Embora haja tantos desencontros pela vida, como diz o poeta Vinicius de Moraes: a vida é a arte do encontro! Saravá, a benção poeta!

Era uma vez uma história de amor. Tudo começou não se sabe exatamente quando. Talvez em 1997, quando duas jovens atrizes se encontraram e se conheceram trabalhando no mesmo grupo de teatro por quatro anos. E assim, se tornaram grandes amigas. O grupo de teatro, do qual elas faziam parte, terminou. Tudo tem um fim. Essas amigas continuaram sendo amigas, e compartilharam muitos outros fins que passaram por suas vidas. Por caminhos distintos, cada uma a seu modo e tempo, descobriam que amavam a arte do palhaço e que queriam ser palhaças. Elas não trabalhavam mais juntas. No entanto, faziam e gostavam de fazer coisas afins, especialmente como palhaças. Viajaram para países diferentes, em tempos diferentes, para aventurarem-se e aprenderem sobre a encantadora arte do palhaço. E por um longo tempo, não se viram mais. Até que finalmente, em 2005, elas voltam a trabalhar juntas. Uma pequena nau de papel boiando ao léu, com palhaços tentando salvar-se de um naufrágio, perdidos na imensidão de um oceano inexistente – ou mar de possibilidades. Esta era a situação principal do espetáculo – A Partida. Elas estavam juntas nessa nau, Luciane como uma das palhaças da trupe e Melissa como diretora do espetáculo. Depois disso, iniciaram outras partidas e apostas, não trabalharam mais juntas e continuavam amigas.

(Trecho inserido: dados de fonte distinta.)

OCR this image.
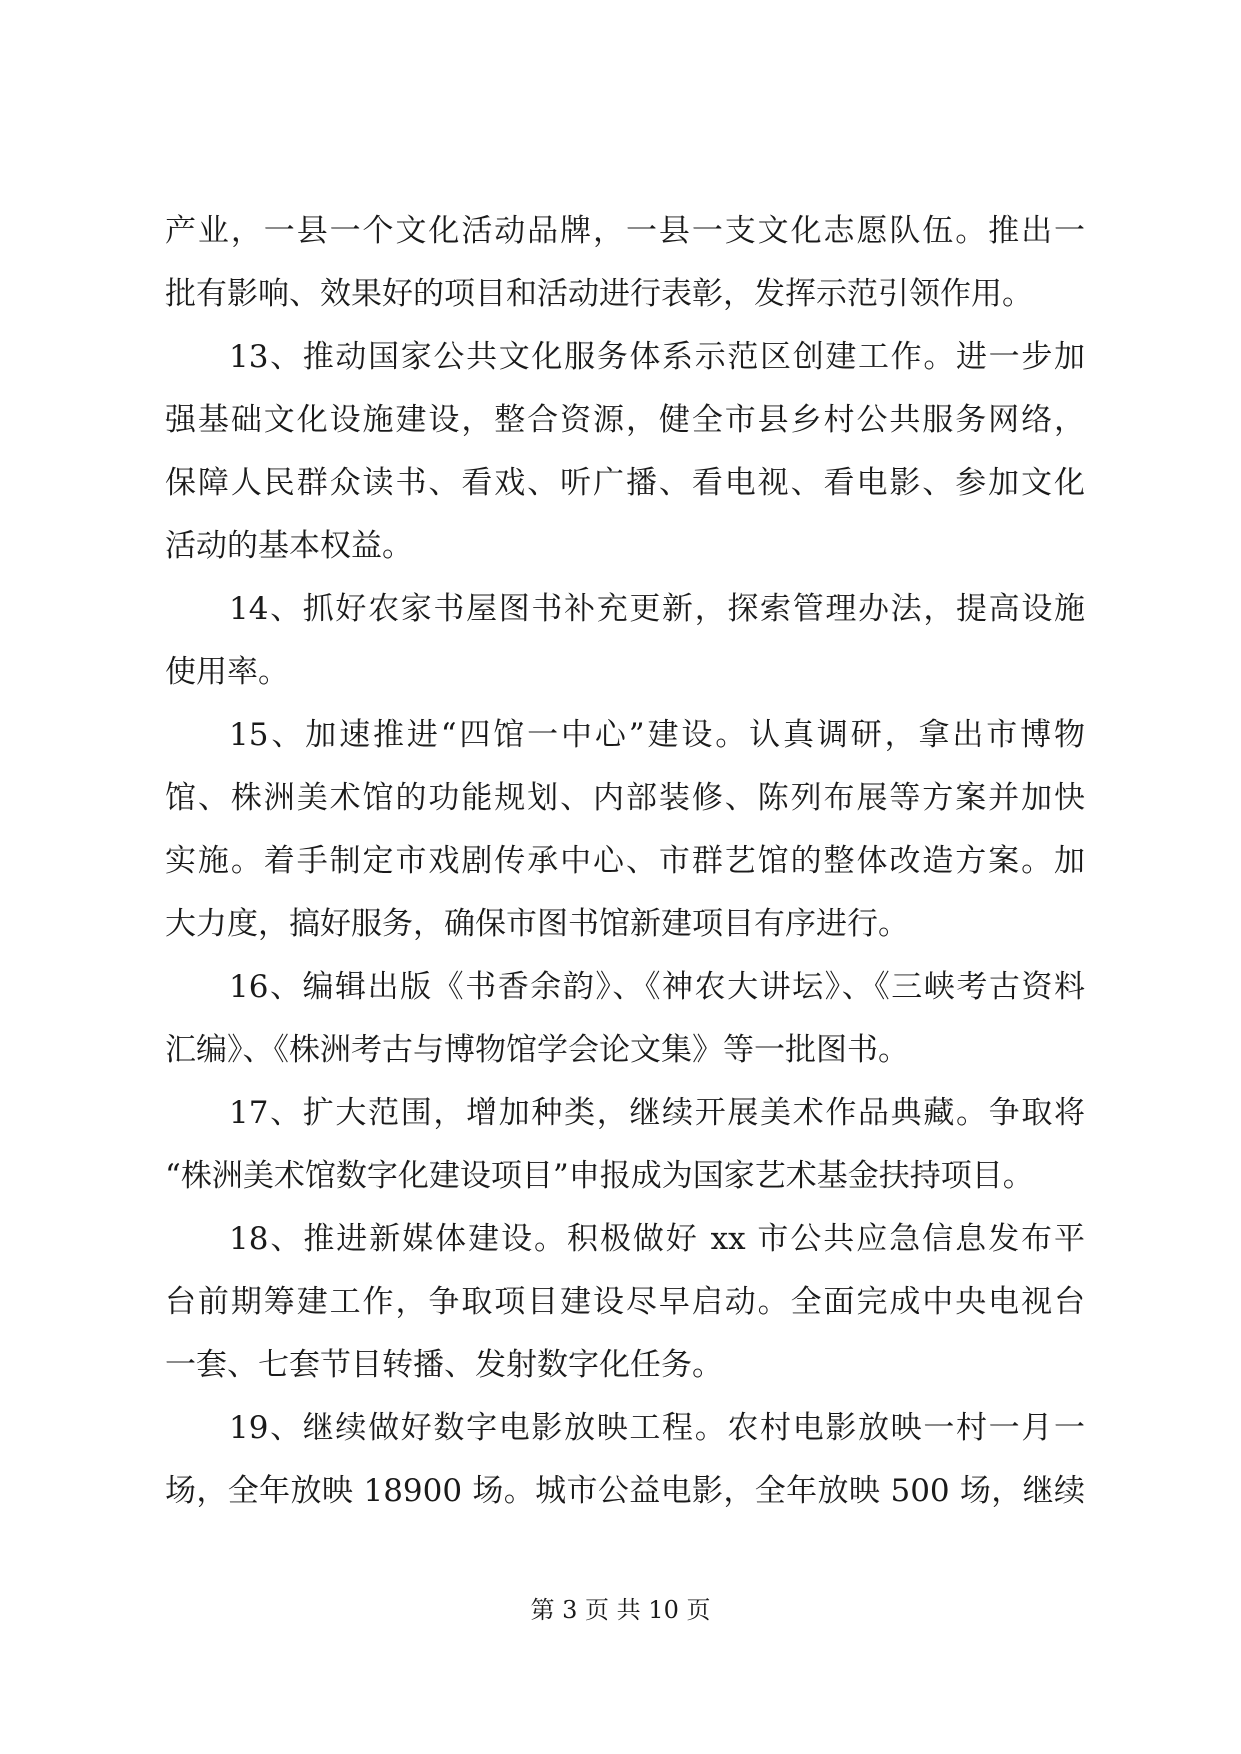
产业，一县一个文化活动品牌，一县一支文化志愿队伍。推出一
批有影响、效果好的项目和活动进行表彰，发挥示范引领作用。
13、推动国家公共文化服务体系示范区创建工作。进一步加
强基础文化设施建设，整合资源，健全市县乡村公共服务网络，
保障人民群众读书、看戏、听广播、看电视、看电影、参加文化
活动的基本权益。
14、抓好农家书屋图书补充更新，探索管理办法，提高设施
使用率。
15、加速推进“四馆一中心”建设。认真调研，拿出市博物
馆、株洲美术馆的功能规划、内部装修、陈列布展等方案并加快
实施。着手制定市戏剧传承中心、市群艺馆的整体改造方案。加
大力度，搞好服务，确保市图书馆新建项目有序进行。
16、编辑出版《书香余韵》、《神农大讲坛》、《三峡考古资料
汇编》、《株洲考古与博物馆学会论文集》等一批图书。
17、扩大范围，增加种类，继续开展美术作品典藏。争取将
“株洲美术馆数字化建设项目”申报成为国家艺术基金扶持项目。
18、推进新媒体建设。积极做好 xx 市公共应急信息发布平
台前期筹建工作，争取项目建设尽早启动。全面完成中央电视台
一套、七套节目转播、发射数字化任务。
19、继续做好数字电影放映工程。农村电影放映一村一月一
场，全年放映 18900 场。城市公益电影，全年放映 500 场，继续
第 3 页 共 10 页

Ou melhor, essa história de amor começou em 2013. Quando Luciane, em passagem por sua cidade natal, ministrou uma oficina de construção de números clownescos, tendo como ilustre participante: a colega e amiga Melissa. Durante os sete dias mais frios de julho ou da história de Porto Alegre, como diziam os meteorologistas, elas estavam trabalhando juntas, com outras pessoas, com funções e relações nunca dantes experimentadas entre elas. Melissa apresentava com sua palhaça, a Roliça, um número com um terno vestido em um cabide, como se aquilo fosse um homem, pelo qual ela estava apaixonada e com ele queria casar. E tudo dava errado, aquele pretenso homem literalmente se desmontava. Naquele período, Melissa recém havia terminado seu primeiro casamento e Luciane estava prestes a se casar com o primeiro marido pela segunda vez, tendo Melissa como madrinha de casamento. Tudo tem um (re)começo. No meio disso tudo, entra o Fábio em cena.

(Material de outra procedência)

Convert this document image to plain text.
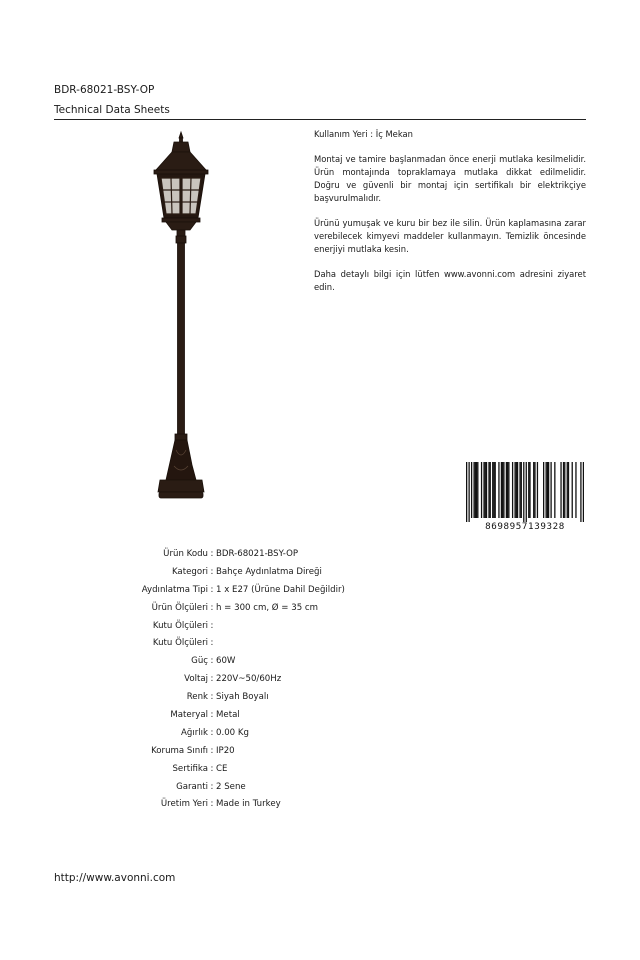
BDR-68021-BSY-OP
Technical Data Sheets

Kullanım Yeri : İç Mekan

Montaj ve tamire başlanmadan önce enerji mutlaka kesilmelidir. Ürün montajında topraklamaya mutlaka dikkat edilmelidir. Doğru ve güvenli bir montaj için sertifikalı bir elektrikçiye başvurulmalıdır.

Ürünü yumuşak ve kuru bir bez ile silin. Ürün kaplamasına zarar verebilecek kimyevi maddeler kullanmayın. Temizlik öncesinde enerjiyi mutlaka kesin.

Daha detaylı bilgi için lütfen www.avonni.com adresini ziyaret edin.

8698957139328
Ürün Kodu : BDR-68021-BSY-OP
Kategori : Bahçe Aydınlatma Direği
Aydınlatma Tipi : 1 x E27 (Ürüne Dahil Değildir)
Ürün Ölçüleri : h = 300 cm, Ø = 35 cm
Kutu Ölçüleri :
Kutu Ölçüleri :
Güç : 60W
Voltaj : 220V~50/60Hz
Renk : Siyah Boyalı
Materyal : Metal
Ağırlık : 0.00 Kg
Koruma Sınıfı : IP20
Sertifika : CE
Garanti : 2 Sene
Üretim Yeri : Made in Turkey
http://www.avonni.com
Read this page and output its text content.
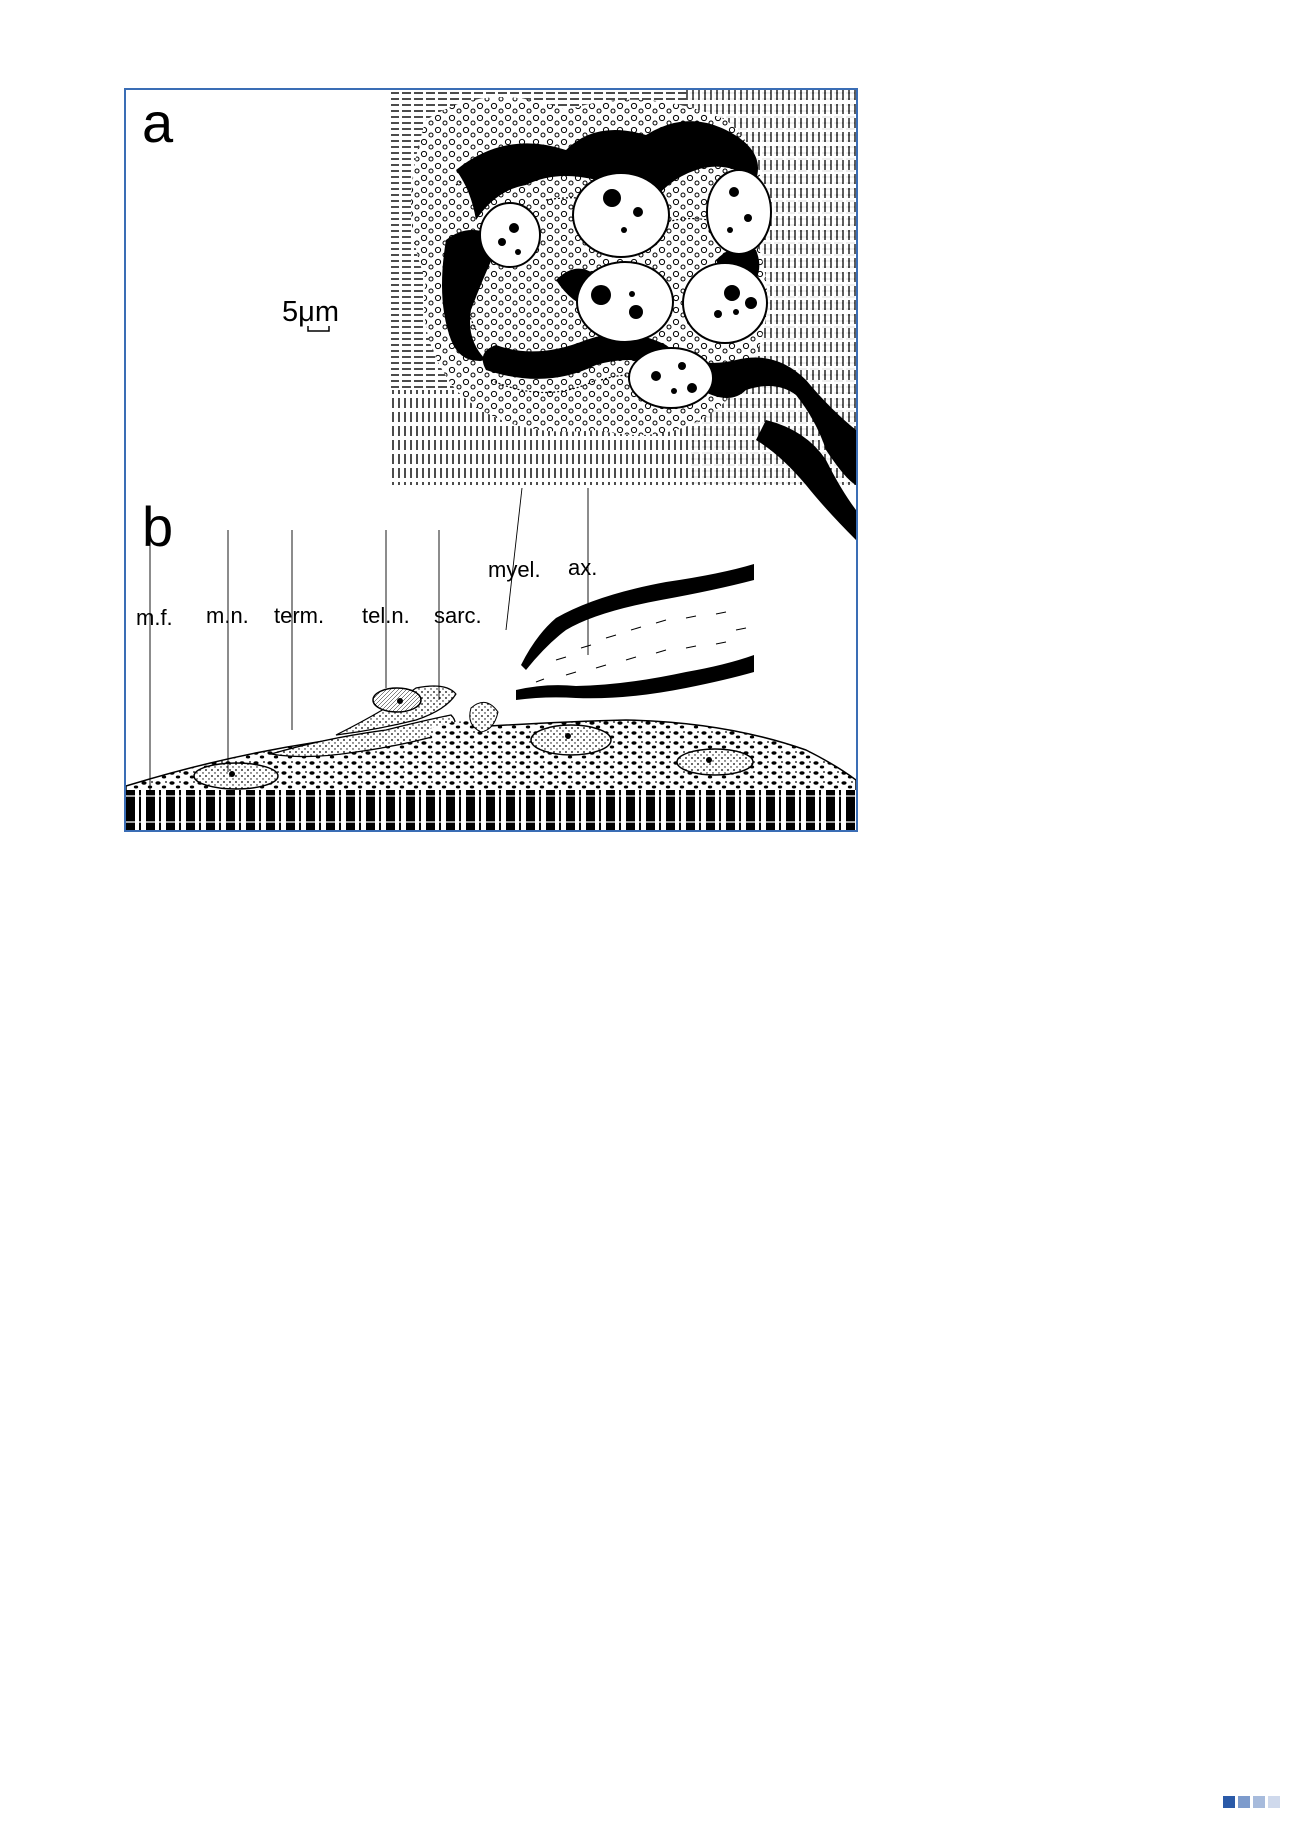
a
5μm
b
m.f. m.n. term. tel.n. sarc.
myel. ax.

Fábio também era participante da oficina e, o seu palhaço, o Julieto Justo, foi eleito por Luciane para entrar no número da Roliça, a fim de ajudá-la a recolher e tirar de cena os pedaços do homem ilusório, que não passava de um cabide quebrado e um casaco vazio. Eis que, Julieto Justo e Roliça se encontram! E brincam com tudo aquilo. Foi um grande encontro, para a nossa alegria. No gelado julho de 2013, naquela oficina, Luciane, Melissa e Fábio sequer podiam imaginar onde tudo isso daria algum dia...

Mel e Fábio, oficina de números clownescos, 2013. Foto: Jéssica Lusia 

Jamais poderiam imaginar um novo encontro, como este que estamos vivendo agora, aventurosamente juntos desde fevereiro de 2015. Ou desde 1997, ou desde 2013? Fato é que no final de 2013, Melissa entra no Grupo Trilho de Teatro Popular, grupo prestes a completar atualmente 10 anos, tendo como um de seus artistas, quem? Ora, o Fábio. Saravá, benção poeta!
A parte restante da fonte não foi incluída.